Since the parliamentary crisis, there have been no political discussions around us.

Internal Exile

I heard this term on the NPR program: My Name is Iran. The term refers to Iranians living in Iran who have cut all ties with their culture and country. I have not met that many of these folks because I do not travel in the internally exiled circles. But I do see the symptoms in everyone: even those people who are steeped in Iranian culture. Iranians have taken refuge in small, private circles.

If you really want to rake in money in Iran, become a Prozac distributor. I have never met so many depressed people in my life. What do you think keeps Iranians off the streets? Fear? Maybe a little. I think depression is the bigger factor. "We are all depressed," a 22-year-old friend told me. "Especially my age group. Our lives have no future. We are just depressed." The taxi driver agreed with her. "Look at me," he said, "I am a University student studying electrical engineering, but this taxi is my future. It's terrible."

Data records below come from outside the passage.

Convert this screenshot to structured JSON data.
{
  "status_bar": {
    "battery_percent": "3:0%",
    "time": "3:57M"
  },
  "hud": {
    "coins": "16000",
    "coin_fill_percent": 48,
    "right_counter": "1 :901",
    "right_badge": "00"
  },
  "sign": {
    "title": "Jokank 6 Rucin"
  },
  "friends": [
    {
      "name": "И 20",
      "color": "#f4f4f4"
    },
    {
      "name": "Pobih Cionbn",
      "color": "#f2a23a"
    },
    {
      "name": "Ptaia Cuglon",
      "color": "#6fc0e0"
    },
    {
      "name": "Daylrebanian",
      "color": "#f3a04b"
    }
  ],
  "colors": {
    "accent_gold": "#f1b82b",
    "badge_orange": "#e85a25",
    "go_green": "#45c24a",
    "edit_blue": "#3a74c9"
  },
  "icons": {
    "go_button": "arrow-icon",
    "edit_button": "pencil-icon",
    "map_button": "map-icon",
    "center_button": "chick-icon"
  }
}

Iranians outside of Iran are arrogant (I love you guys!), smart, beautiful, etc. They think they are the best people in the world. Iranians inside Iran have the opposite opinion. They think they must be the worst people in the world. They constantly disparage themselves. "We are terrible." "A brother cannot trust his own brother." "We cannot do anything right." "Foreigners are so much better than we are." I always respond with, "I have the feeling that Iranians are only rude to each other out of frustration, not because they really want to be. I am constantly amazed by the kindness and the care I see among people here." It's good to be a foreigner in Iran.